Pada bagian ini, kita akan membahas penelitian baru-baru ini dalam
mengajar menyimak bahasa kedua (SL)/bahasa asing (FL) dalam pendekatan
bottom-up (bawah-naik) (keterampilan leksikal segmentasi dan kata pengakuan)
dan top-down (metakognitive peningkatan kesadaran). Kami akan menyajikan
model pedagogis yang terintegrasi untuk mengembangkan pendengar terampil
secara otomatis dapat mengatur diri dalam proses pemahaman. Karena
keterbatasan ruang, bagian ini tidak akan berurusan dengan pengajaran dalam
dimensi sosial menyimak, yang melibatkan penggunaan strategi komunikasi untuk
negosiasi yang berarti.

PENDEKATAN BOTTOM-UP
Pengolahan Pendekatan bottom-up dalam menyimak memerlukan
pandangan bunyi dan kata dalam aliran berbicara. Ketika ada pandangan yang
memadai mengenai informasi leksikal, pendengar dapat menggunakan latar
belakang pengetahuan mereka untuk menafsirkan hasil. Pendekatan Botton-up
dalam pengajaran menyimak mengakui keunggulan sinyal akustik dan berfokus
membantu peserta didik mengembangkan keterampilan pandangan kritis.

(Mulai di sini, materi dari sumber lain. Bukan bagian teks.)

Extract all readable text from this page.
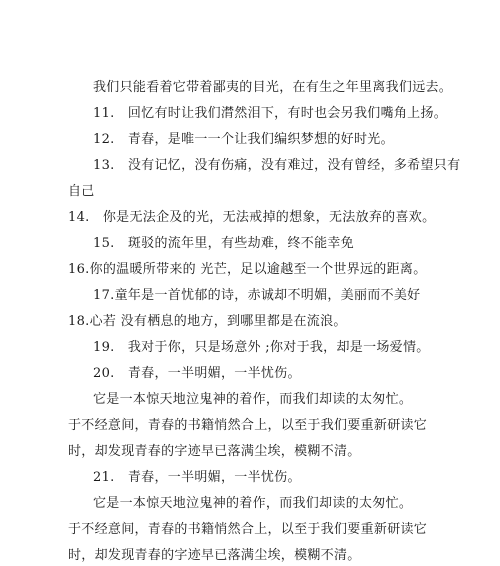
我们只能看着它带着鄙夷的目光，在有生之年里离我们远去。
11.　回忆有时让我们潸然泪下，有时也会另我们嘴角上扬。
12.　青春，是唯一一个让我们编织梦想的好时光。
13.　没有记忆，没有伤痛，没有难过，没有曾经，多希望只有
自己
14.　你是无法企及的光，无法戒掉的想象，无法放弃的喜欢。
15.　斑驳的流年里，有些劫难，终不能幸免
16.你的温暖所带来的 光芒，足以逾越至一个世界远的距离。
17.童年是一首忧郁的诗，赤诚却不明媚，美丽而不美好
18.心若 没有栖息的地方，到哪里都是在流浪。
19.　我对于你，只是场意外 ;你对于我，却是一场爱情。
20.　青春，一半明媚，一半忧伤。
它是一本惊天地泣鬼神的着作，而我们却读的太匆忙。
于不经意间，青春的书籍悄然合上，以至于我们要重新研读它
时，却发现青春的字迹早已落满尘埃，模糊不清。
21.　青春，一半明媚，一半忧伤。
它是一本惊天地泣鬼神的着作，而我们却读的太匆忙。
于不经意间，青春的书籍悄然合上，以至于我们要重新研读它
时，却发现青春的字迹早已落满尘埃，模糊不清。
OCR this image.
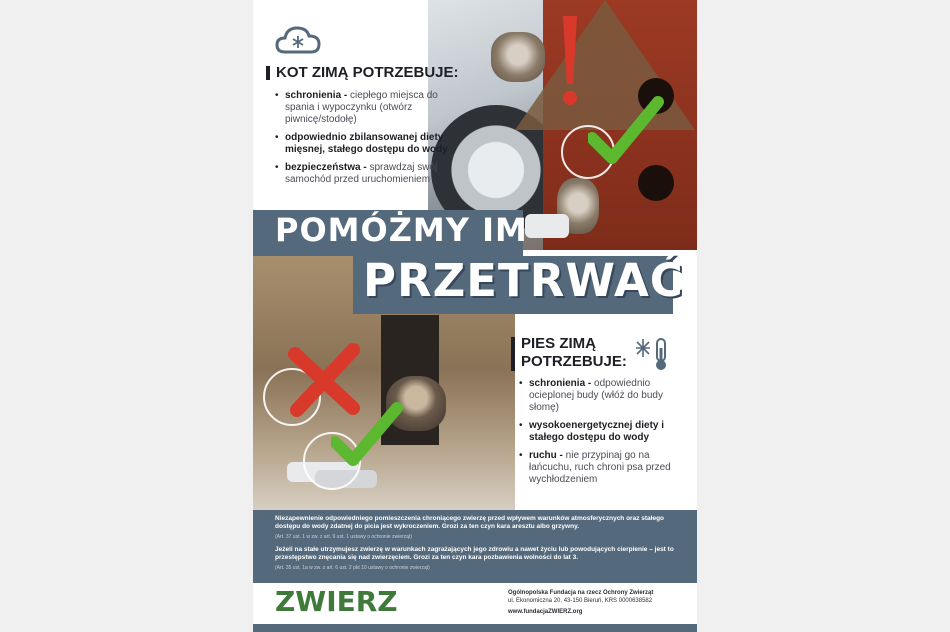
KOT ZIMĄ POTRZEBUJE:
• schronienia - ciepłego miejsca do spania i wypoczynku (otwórz piwnicę/stodołę)
• odpowiednio zbilansowanej diety mięsnej, stałego dostępu do wody
• bezpieczeństwa - sprawdzaj swój samochód przed uruchomieniem
POMÓŻMY IM
PRZETRWAĆ
PIES ZIMĄ
POTRZEBUJE:
• schronienia - odpowiednio ocieplonej budy (włóż do budy słomę)
• wysokoenergetycznej diety i stałego dostępu do wody
• ruchu - nie przypinaj go na łańcuchu, ruch chroni psa przed wychłodzeniem

Niezapewnienie odpowiedniego pomieszczenia chroniącego zwierzę przed wpływem warunków atmosferycznych oraz stałego dostępu do wody zdatnej do picia jest wykroczeniem. Grozi za ten czyn kara aresztu albo grzywny.

(Art. 37 ust. 1 w zw. z art. 9 ust. 1 ustawy o ochronie zwierząt)

Jeżeli na stałe utrzymujesz zwierzę w warunkach zagrażających jego zdrowiu a nawet życiu lub powodujących cierpienie – jest to przestępstwo znęcania się nad zwierzęciem. Grozi za ten czyn kara pozbawienia wolności do lat 3.

(Art. 35 ust. 1a w zw. z art. 6 ust. 2 pkt 10 ustawy o ochronie zwierząt)

ZWIERZ	Ogólnopolska Fundacja na rzecz Ochrony Zwierząt
ul. Ekonomiczna 20, 43-150 Bieruń, KRS 0000638582
www.fundacjaZWIERZ.org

Tantangan utama yang dihadapi oleh penguna bahasa kedua (SL)/bahasa
asing (FL) pendengar adalah bagian kata-kata. Pendengar, seperti pembaca, tidak
memiliki ruang yang menandakan awal atau ujung kata. Mereka harus
menguraikan suara ke dalam satuan yang berarti, dan batas kata yang sering sulit
untuk ditentukan. Bahkan jika mereka tahu kata, pendengar bahasa kedua
(SL)/bahasa asing (FL) mungkin tidak selalu mengenalinya dalam berbicara.

Keterampilan segmentasi kata bahasa tertentu dan diperoleh sejak awal


kehidupan. Prosedur ini begitu kokoh dalam sistem pengolahan pendengar bahwa
mereka sengaja menerapkan ketika mendengarkan bahasa baru, membuat
meyimak bahasa yang berirama berbeda sangat sulit dimengerti (Culter, 2001).

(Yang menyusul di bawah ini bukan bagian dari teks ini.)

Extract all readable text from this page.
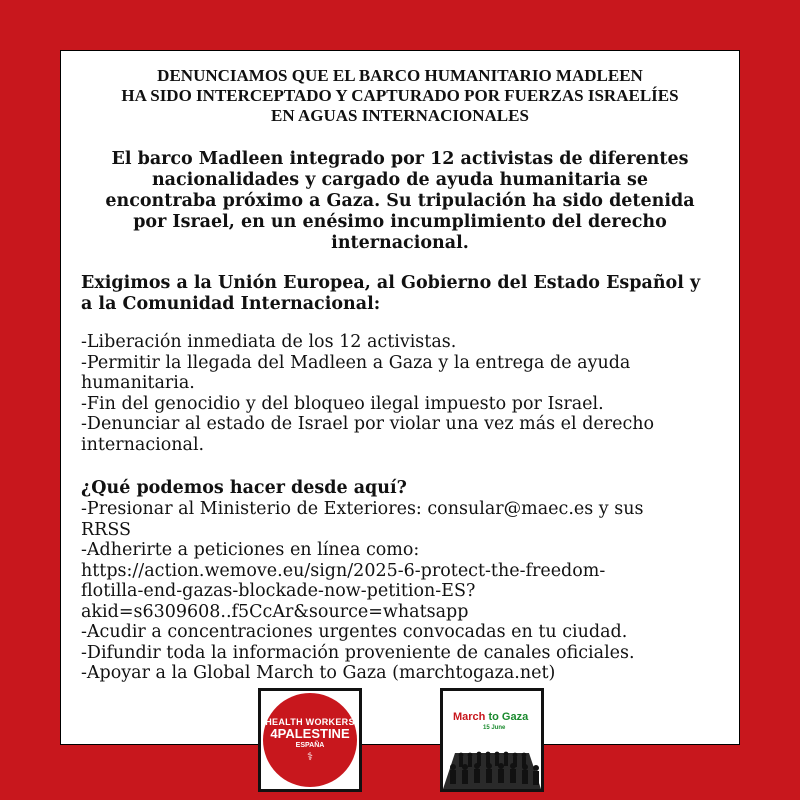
DENUNCIAMOS QUE EL BARCO HUMANITARIO MADLEEN
HA SIDO INTERCEPTADO Y CAPTURADO POR FUERZAS ISRAELÍES
EN AGUAS INTERNACIONALES

El barco Madleen integrado por 12 activistas de diferentes
nacionalidades y cargado de ayuda humanitaria se
encontraba próximo a Gaza. Su tripulación ha sido detenida
por Israel, en un enésimo incumplimiento del derecho
internacional.

Exigimos a la Unión Europea, al Gobierno del Estado Español y
a la Comunidad Internacional:
-Liberación inmediata de los 12 activistas.
-Permitir la llegada del Madleen a Gaza y la entrega de ayuda
humanitaria.
-Fin del genocidio y del bloqueo ilegal impuesto por Israel.
-Denunciar al estado de Israel por violar una vez más el derecho
internacional.
¿Qué podemos hacer desde aquí?
-Presionar al Ministerio de Exteriores: consular@maec.es y sus
RRSS
-Adherirte a peticiones en línea como:
https://action.wemove.eu/sign/2025-6-protect-the-freedom-
flotilla-end-gazas-blockade-now-petition-ES?
akid=s6309608..f5CcAr&source=whatsapp
-Acudir a concentraciones urgentes convocadas en tu ciudad.
-Difundir toda la información proveniente de canales oficiales.
-Apoyar a la Global March to Gaza (marchtogaza.net)
HEALTH WORKERS
4PALESTINE
ESPAÑA
⚕
March to Gaza
15 June
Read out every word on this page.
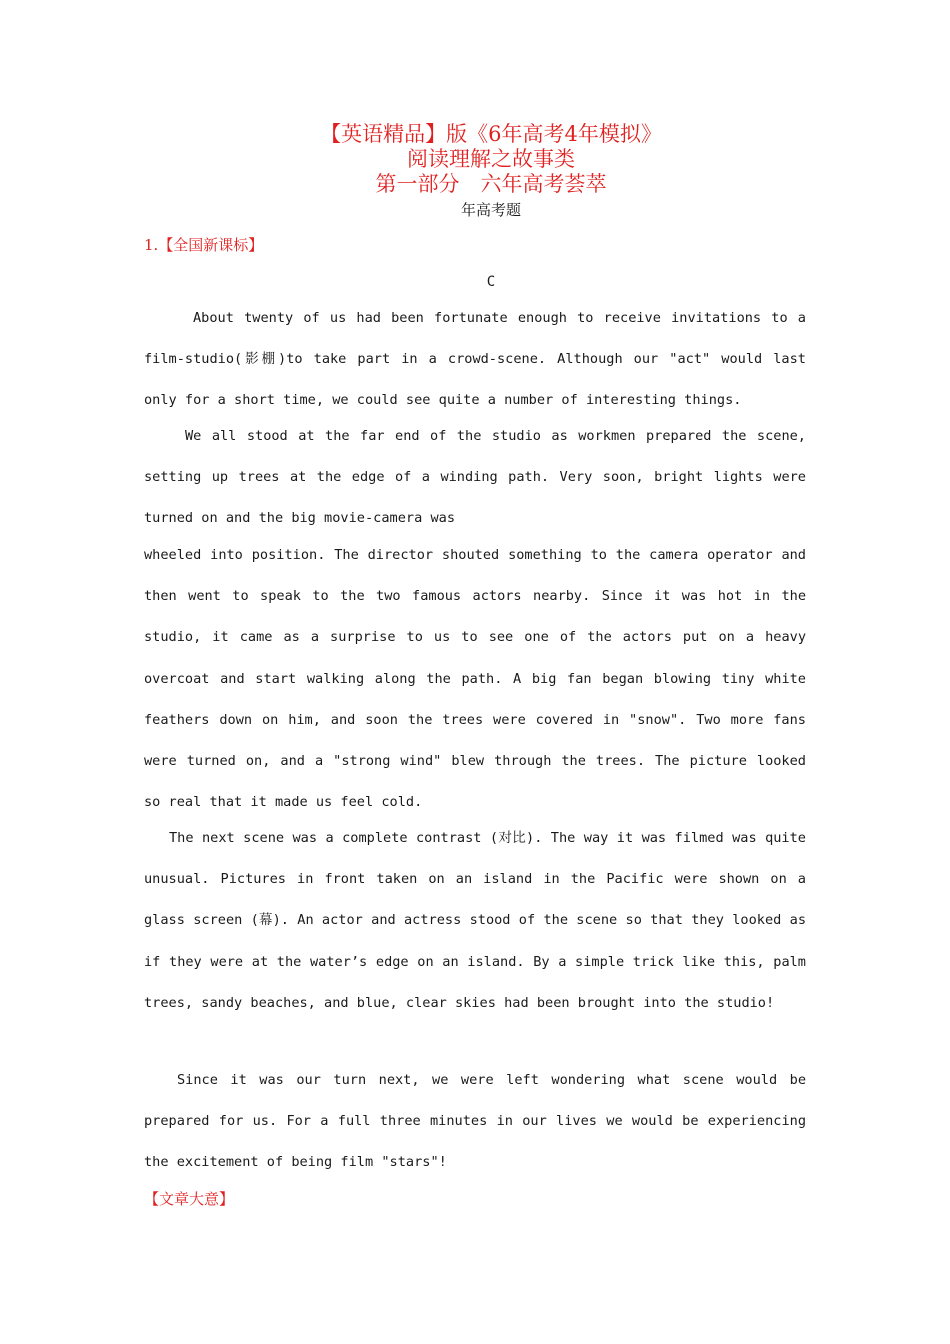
【英语精品】版《6年高考4年模拟》
阅读理解之故事类
第一部分　六年高考荟萃
年高考题
1.【全国新课标】
C
About twenty of us had been fortunate enough to receive invitations to a film-studio(影棚)to take part in a crowd-scene. Although our "act" would last only for a short time, we could see quite a number of interesting things.
We all stood at the far end of the studio as workmen prepared the scene, setting up trees at the edge of a winding path. Very soon, bright lights were turned on and the big movie-camera was
wheeled into position. The director shouted something to the camera operator and then went to speak to the two famous actors nearby. Since it was hot in the studio, it came as a surprise to us to see one of the actors put on a heavy overcoat and start walking along the path. A big fan began blowing tiny white feathers down on him, and soon the trees were covered in "snow". Two more fans were turned on, and a "strong wind" blew through the trees. The picture looked so real that it made us feel cold.
The next scene was a complete contrast (对比). The way it was filmed was quite unusual. Pictures in front taken on an island in the Pacific were shown on a glass screen (幕). An actor and actress stood of the scene so that they looked as if they were at the water’s edge on an island. By a simple trick like this, palm trees, sandy beaches, and blue, clear skies had been brought into the studio!
Since it was our turn next, we were left wondering what scene would be prepared for us. For a full three minutes in our lives we would be experiencing the excitement of being film "stars"!
【文章大意】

masalah ini sangat sulit untuk kemahiran-pendengar yang lebih rendah (Goh
(2000) dan Graham (2006)). Pengajaran menyimak harus membantu peserta didik
mengatasi kesulitan-kesulitan ini, sehingga mereka dapat mengidentifikasi katakata dalam suara dan ada bukti penelitiannya.

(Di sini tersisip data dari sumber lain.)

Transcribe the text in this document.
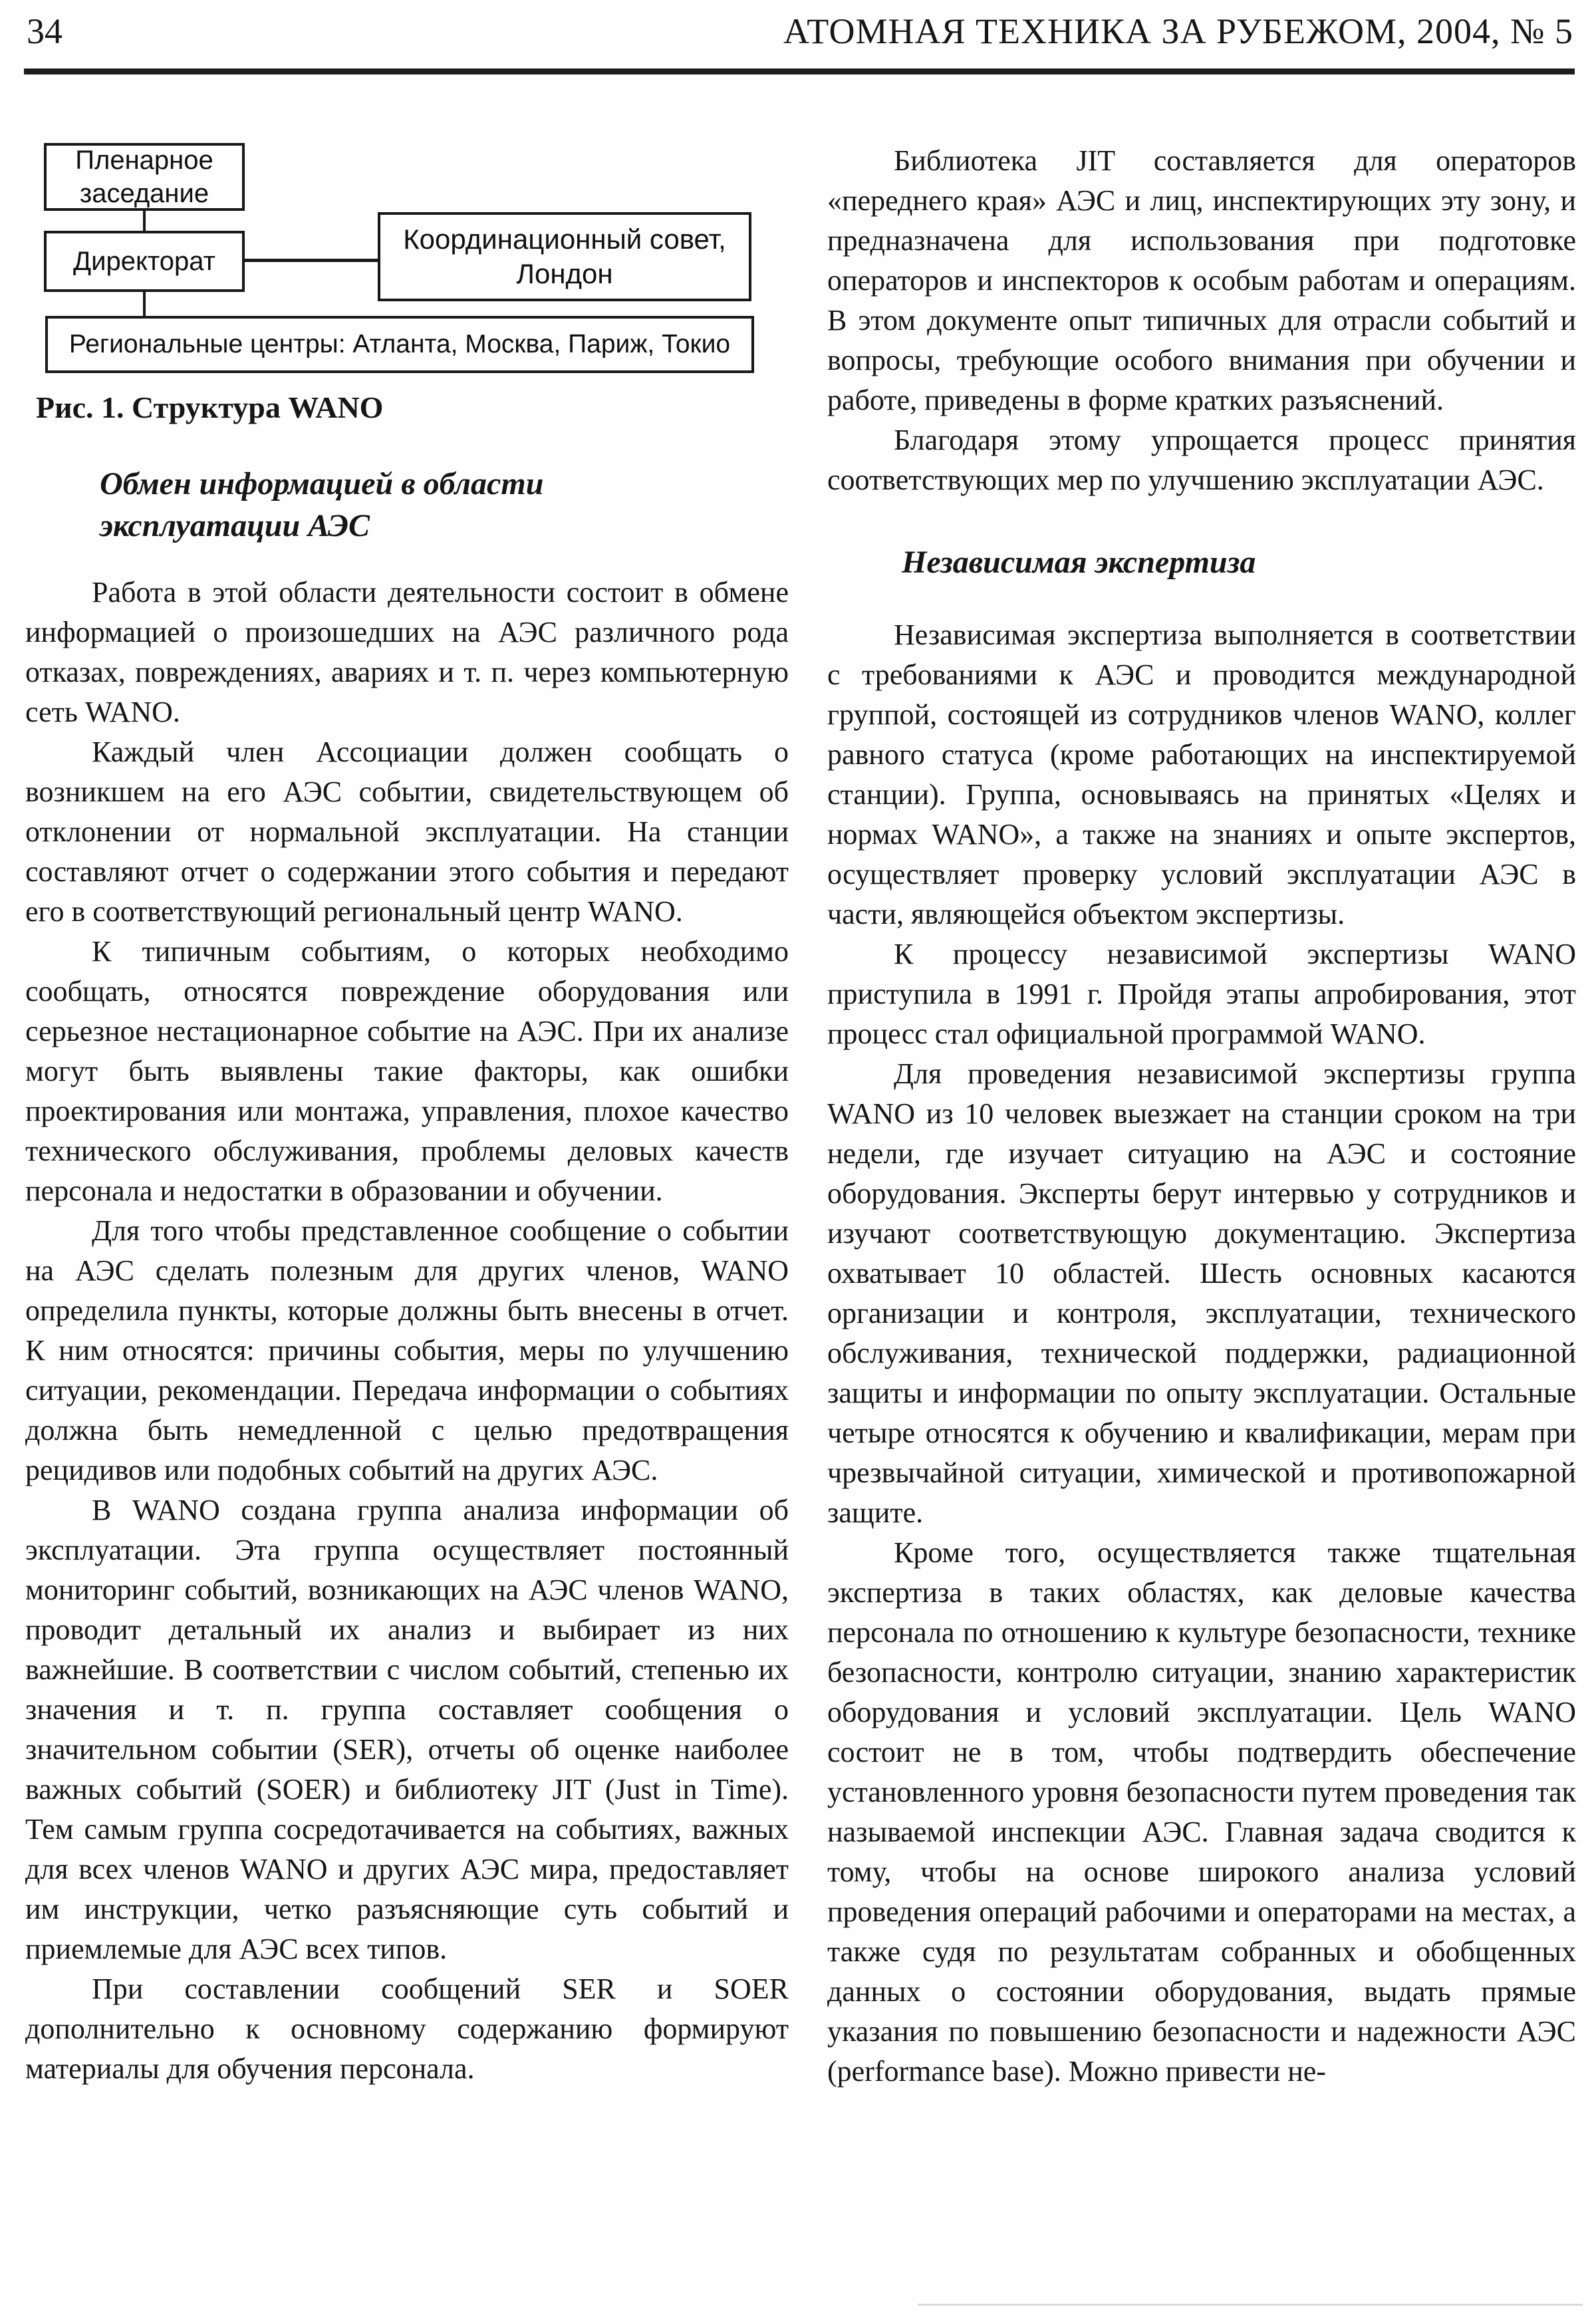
34	АТОМНАЯ ТЕХНИКА ЗА РУБЕЖОМ, 2004, № 5
Пленарное заседание
Директорат
Координационный совет, Лондон
Региональные центры: Атланта, Москва, Париж, Токио
Рис. 1. Структура WANO
Обмен информацией в области эксплуатации АЭС

Работа в этой области деятельности состоит в обмене информацией о произошедших на АЭС различного рода отказах, повреждениях, авариях и т. п. через компьютерную сеть WANO.

Каждый член Ассоциации должен сообщать о возникшем на его АЭС событии, свидетельствующем об отклонении от нормальной эксплуатации. На станции составляют отчет о содержании этого события и передают его в соответствующий региональный центр WANO.

К типичным событиям, о которых необходимо сообщать, относятся повреждение оборудования или серьезное нестационарное событие на АЭС. При их анализе могут быть выявлены такие факторы, как ошибки проектирования или монтажа, управления, плохое качество технического обслуживания, проблемы деловых качеств персонала и недостатки в образовании и обучении.

Для того чтобы представленное сообщение о событии на АЭС сделать полезным для других членов, WANO определила пункты, которые должны быть внесены в отчет. К ним относятся: причины события, меры по улучшению ситуации, рекомендации. Передача информации о событиях должна быть немедленной с целью предотвращения рецидивов или подобных событий на других АЭС.

В WANO создана группа анализа информации об эксплуатации. Эта группа осуществляет постоянный мониторинг событий, возникающих на АЭС членов WANO, проводит детальный их анализ и выбирает из них важнейшие. В соответствии с числом событий, степенью их значения и т. п. группа составляет сообщения о значительном событии (SER), отчеты об оценке наиболее важных событий (SOER) и библиотеку JIT (Just in Time). Тем самым группа сосредотачивается на событиях, важных для всех членов WANO и других АЭС мира, предоставляет им инструкции, четко разъясняющие суть событий и приемлемые для АЭС всех типов.

При составлении сообщений SER и SOER дополнительно к основному содержанию формируют материалы для обучения персонала.

Библиотека JIT составляется для операторов «переднего края» АЭС и лиц, инспектирующих эту зону, и предназначена для использования при подготовке операторов и инспекторов к особым работам и операциям. В этом документе опыт типичных для отрасли событий и вопросы, требующие особого внимания при обучении и работе, приведены в форме кратких разъяснений.

Благодаря этому упрощается процесс принятия соответствующих мер по улучшению эксплуатации АЭС.

Независимая экспертиза

Независимая экспертиза выполняется в соответствии с требованиями к АЭС и проводится международной группой, состоящей из сотрудников членов WANO, коллег равного статуса (кроме работающих на инспектируемой станции). Группа, основываясь на принятых «Целях и нормах WANO», а также на знаниях и опыте экспертов, осуществляет проверку условий эксплуатации АЭС в части, являющейся объектом экспертизы.

К процессу независимой экспертизы WANO приступила в 1991 г. Пройдя этапы апробирования, этот процесс стал официальной программой WANO.

Для проведения независимой экспертизы группа WANO из 10 человек выезжает на станции сроком на три недели, где изучает ситуацию на АЭС и состояние оборудования. Эксперты берут интервью у сотрудников и изучают соответствующую документацию. Экспертиза охватывает 10 областей. Шесть основных касаются организации и контроля, эксплуатации, технического обслуживания, технической поддержки, радиационной защиты и информации по опыту эксплуатации. Остальные четыре относятся к обучению и квалификации, мерам при чрезвычайной ситуации, химической и противопожарной защите.

Кроме того, осуществляется также тщательная экспертиза в таких областях, как деловые качества персонала по отношению к культуре безопасности, технике безопасности, контролю ситуации, знанию характеристик оборудования и условий эксплуатации. Цель WANO состоит не в том, чтобы подтвердить обеспечение установленного уровня безопасности путем проведения так называемой инспекции АЭС. Главная задача сводится к тому, чтобы на основе широкого анализа условий проведения операций рабочими и операторами на местах, а также судя по результатам собранных и обобщенных данных о состоянии оборудования, выдать прямые указания по повышению безопасности и надежности АЭС (performance base). Можно привести не-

Dalam kajiannya literatur tentang bagian berbicara, Cutler (2001)
menyimpulkan bahwa pendengar bahasa kedua (SL)/bahasa asing (FL) dapat
menghambat dorongan alami untuk menerapkan bahasa asli ketika menyimak
bahasa baru yang berirama berbeda. Fitur prosodi seperti tekanan dan intonasi
adalah petunjuk penting untuk menentukan batas kata, dan ada beberapa bukti
bahwa bagian ini sangat membantu untuk pendengar bahasa kedua (SL)/bahasa
asing (FL). Hadir dalam bagian batas-jeda daripada isyarat sintaksis dapat berhasil
dalam memahami bahasa Inggris, terlepas dari usia pendengar dan latar belakang
bahasa (Harley, 2000). Memasukkan tekanan batas kata sebelum suku kata dapat
membantu mengidentifikasi kata-kata dalam berbicara (lapangan, 2005).
Penggunaan kata-awal (fonem awal kata) juga terbukti menjadi strategi
pengakuan-kata yang handal, mungkin karena informasi prosodi menyertai kata
(Lindfield, Wingfield, & Goodglass, 1999). Akhirnya sanders, Neville, dan
woldrorff (2002) menemukan bahwa "akhirnya" peserta didik dapat menggunakan
informasi dan tekanan leksikal isyarat untuk bagian berbicara bersambung;
Namun, sejauh mana pendengar bahasa kedua (SL)/bahasa asing (FL) ini dapat
menggunakan isyarat tekanan tergantung pada bahasa ibu mereka. Singkatnya,
mengetahui bahwa pendengar dapat belajar untuk menggunakan isyarat berbeda
dari bahasa asli mereka bahwa proses ini untuk pengajaran.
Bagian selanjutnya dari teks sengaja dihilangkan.